On September 22, a judge found that Bustamante’s use of millions of dollars from big unions and rich American Indian tribes was illegal and ordered him to return the dough. Bustamante’s campaign chief, Richie Ross (see “Cruz controlled,” SN&R Cover, page 20) publicly claimed that all the money had been “spent.” But several journalists discovered that Bustamante launched an $841,000 TV campaign that very day using the illegal money.
When reporters learned that the money was refundable if the ads were pulled from TV, Bustamante began ducking interviews. He looked positively ill during the debate at CSUS and then abruptly vanished afterward—rather than face dozens of reporters waiting to ask about American Indian gaming money at a long-scheduled question-and-answer session.
Bad timing for Bustamante. Private polls by the California Teachers Association show voter disapproval has skyrocketed in recent days about taking gambling money from increasingly rich and politically manipulative American Indian tribes.
Meanwhile, longtime legislator McClintock clearly is enjoying the first real political attention he’s ever had. But his prediction to me in mid-September never materialized: that his 18 percent showing, in a widely questioned Los Angeles Times Poll, was a precursor to his rocketing past Schwarzenegger.
Instead, McClintock’s stranded in third place, and the media has become obsessed with asking McClintock—even several times at the same press conference—why he isn’t dropping out of the race to avoid splitting the Republican vote.
With a small smile, McClintock recently pleaded with journalists: “Please, please help me, using all the substantial journalistic talent and creativity available to you, to formulate a sentence that once and for all will convince each of you that I am absolutely not dropping out of this race.”

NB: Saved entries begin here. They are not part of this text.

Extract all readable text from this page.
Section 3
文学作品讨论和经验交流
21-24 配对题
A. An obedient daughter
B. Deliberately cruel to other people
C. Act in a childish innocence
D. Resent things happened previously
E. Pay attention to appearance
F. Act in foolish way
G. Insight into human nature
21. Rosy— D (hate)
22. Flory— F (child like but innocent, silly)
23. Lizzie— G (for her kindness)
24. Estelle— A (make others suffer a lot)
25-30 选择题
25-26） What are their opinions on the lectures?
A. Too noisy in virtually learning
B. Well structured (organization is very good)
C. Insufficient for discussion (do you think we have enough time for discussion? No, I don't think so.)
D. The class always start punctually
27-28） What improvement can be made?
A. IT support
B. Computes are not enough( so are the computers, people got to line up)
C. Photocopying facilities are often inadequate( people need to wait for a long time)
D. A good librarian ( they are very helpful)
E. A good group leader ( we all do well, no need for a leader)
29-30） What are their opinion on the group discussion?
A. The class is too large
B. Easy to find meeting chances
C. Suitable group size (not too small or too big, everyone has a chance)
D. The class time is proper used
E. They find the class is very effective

Some Republican consultants, such as Alan Hoffenblum, now theorize that McClintock’s presence might be a plus for Schwarzenegger. McClintock, the thinking goes, will bring serious conservatives to the polls, where, Hoffenblum says, after making a proper show that they are loyal to McClintock, “many will privately mark their vote for Schwarzenegger.”

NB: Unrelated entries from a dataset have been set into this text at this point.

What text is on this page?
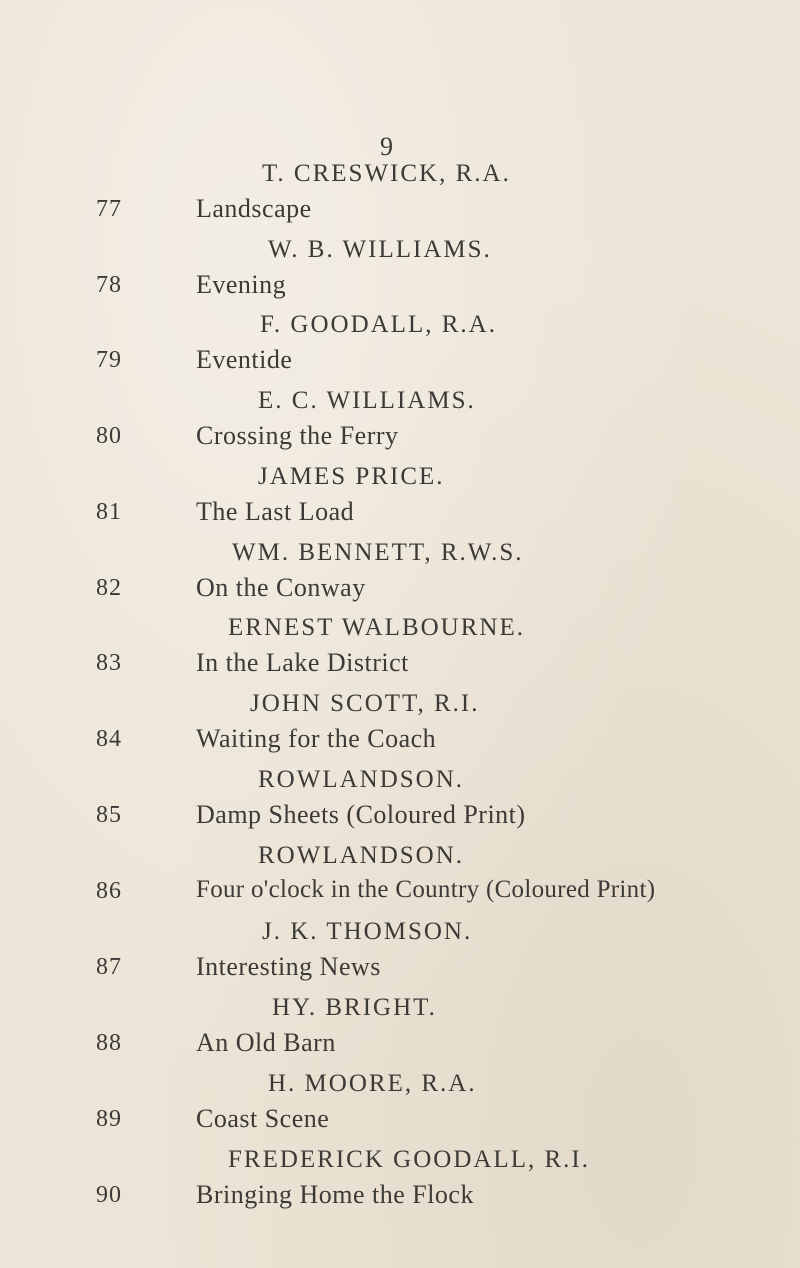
9
77
T. CRESWICK, R.A.
Landscape
78
W. B. WILLIAMS.
Evening
79
F. GOODALL, R.A.
Eventide
80
E. C. WILLIAMS.
Crossing the Ferry
81
JAMES PRICE.
The Last Load
82
WM. BENNETT, R.W.S.
On the Conway
83
ERNEST WALBOURNE.
In the Lake District
84
JOHN SCOTT, R.I.
Waiting for the Coach
85
ROWLANDSON.
Damp Sheets (Coloured Print)
86
ROWLANDSON.
Four o'clock in the Country (Coloured Print)
87
J. K. THOMSON.
Interesting News
88
HY. BRIGHT.
An Old Barn
89
H. MOORE, R.A.
Coast Scene
90
FREDERICK GOODALL, R.I.
Bringing Home the Flock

But I think McClintock’s real service to voters is his photographic memory of every major Davis fiscal screw-up, from the long-term contracts Davis signed during the energy crisis to Davis’ ill-advised tripling of the car tax.
Schwarzenegger has hammered on many of these themes, as well, and was so buoyed after the Sacramento debate that he hung around with journalists longer than usual and delved further into policy issues.

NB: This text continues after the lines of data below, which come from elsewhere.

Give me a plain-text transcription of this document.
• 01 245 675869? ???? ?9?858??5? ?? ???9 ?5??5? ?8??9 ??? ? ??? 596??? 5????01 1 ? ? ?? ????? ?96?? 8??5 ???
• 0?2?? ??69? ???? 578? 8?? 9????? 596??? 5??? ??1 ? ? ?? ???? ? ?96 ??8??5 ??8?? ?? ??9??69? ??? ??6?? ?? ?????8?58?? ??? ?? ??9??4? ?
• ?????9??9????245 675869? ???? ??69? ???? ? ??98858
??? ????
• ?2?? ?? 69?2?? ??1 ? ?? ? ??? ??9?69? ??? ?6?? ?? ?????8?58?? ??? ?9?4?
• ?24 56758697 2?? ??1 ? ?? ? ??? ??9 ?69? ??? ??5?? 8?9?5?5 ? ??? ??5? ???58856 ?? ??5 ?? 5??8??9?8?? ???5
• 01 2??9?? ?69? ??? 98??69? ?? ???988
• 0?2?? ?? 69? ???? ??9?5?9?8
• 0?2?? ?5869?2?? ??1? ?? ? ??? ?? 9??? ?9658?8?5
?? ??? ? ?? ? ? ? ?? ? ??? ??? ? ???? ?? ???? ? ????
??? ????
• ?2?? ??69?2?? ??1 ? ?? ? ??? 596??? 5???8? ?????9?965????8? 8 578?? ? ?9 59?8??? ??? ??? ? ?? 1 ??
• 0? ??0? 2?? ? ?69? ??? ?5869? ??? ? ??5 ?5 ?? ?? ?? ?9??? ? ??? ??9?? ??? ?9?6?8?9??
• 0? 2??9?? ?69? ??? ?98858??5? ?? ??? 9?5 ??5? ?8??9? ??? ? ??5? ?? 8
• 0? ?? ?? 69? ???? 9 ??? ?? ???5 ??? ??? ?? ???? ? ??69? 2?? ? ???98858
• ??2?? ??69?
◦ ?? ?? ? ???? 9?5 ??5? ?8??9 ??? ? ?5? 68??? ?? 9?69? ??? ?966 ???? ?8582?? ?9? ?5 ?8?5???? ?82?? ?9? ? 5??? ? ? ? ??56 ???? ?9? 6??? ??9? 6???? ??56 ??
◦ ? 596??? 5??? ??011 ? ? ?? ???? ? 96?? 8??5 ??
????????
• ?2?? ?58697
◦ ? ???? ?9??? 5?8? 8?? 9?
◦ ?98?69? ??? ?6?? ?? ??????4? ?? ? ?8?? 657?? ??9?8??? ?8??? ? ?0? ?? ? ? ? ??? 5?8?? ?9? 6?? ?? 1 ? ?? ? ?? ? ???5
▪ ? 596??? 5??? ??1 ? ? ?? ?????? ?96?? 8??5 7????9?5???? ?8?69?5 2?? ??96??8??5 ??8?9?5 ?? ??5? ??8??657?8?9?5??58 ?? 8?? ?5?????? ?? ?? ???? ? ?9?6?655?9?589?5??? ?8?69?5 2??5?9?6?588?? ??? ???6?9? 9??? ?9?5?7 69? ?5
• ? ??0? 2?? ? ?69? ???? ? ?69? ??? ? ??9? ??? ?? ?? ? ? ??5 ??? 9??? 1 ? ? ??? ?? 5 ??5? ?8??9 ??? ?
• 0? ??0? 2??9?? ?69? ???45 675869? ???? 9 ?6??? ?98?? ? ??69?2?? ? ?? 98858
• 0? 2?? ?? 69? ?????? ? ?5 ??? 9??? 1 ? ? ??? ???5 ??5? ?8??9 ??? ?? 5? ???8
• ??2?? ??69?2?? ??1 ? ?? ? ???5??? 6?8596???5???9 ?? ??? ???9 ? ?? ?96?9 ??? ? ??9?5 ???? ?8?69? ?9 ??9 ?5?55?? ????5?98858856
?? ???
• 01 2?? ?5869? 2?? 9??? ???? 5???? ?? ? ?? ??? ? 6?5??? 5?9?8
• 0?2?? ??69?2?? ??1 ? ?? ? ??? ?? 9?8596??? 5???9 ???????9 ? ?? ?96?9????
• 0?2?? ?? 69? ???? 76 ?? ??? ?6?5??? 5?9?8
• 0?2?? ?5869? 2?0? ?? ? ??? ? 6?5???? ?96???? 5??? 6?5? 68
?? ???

One reporter, hoping for a “gotcha!” moment, asked Schwarzenegger to explain the Colorado River water deal and how he would fix it.
The entire room got quiet at that. We journalists knew what was up. That’s like asking a neophyte lawyer to identify as many members of the California Supreme Court as possible.
Schwarzenegger responded: “We’re getting 15 percent of the water now, and we have to look ahead to see that we don’t waste it. … We have to dramatically build up our conservation programs. … I would support another dam but only if it can be done without damaging the environment; it would have to be a plan worked out with approval of the environmentalists.”
But boning up on issues won’t clinch the election. A Los Angeles Times Poll due out this week may not agree that Schwarzenegger has 40 percent of the electorate behind him, and Davis is almost certain to go on the attack, perhaps even utilizing information from Schwarzenegger’s past. Why? Because negative campaigns work.
Maybe the dirt won’t be that dirty. Or maybe voters just won’t care. The Republican Party in California may be undergoing a transformative moment in which it decides to put aside ideology and social concerns and go pragmatic.
After what Davis did to Riordan, the Democratic Party had every reason to believe it would enjoy years of control in Sacramento without a moderate-Republican takeover to worry about. Now, the Democrats have to find a way, with just a few days left, to hang on to their brass ring.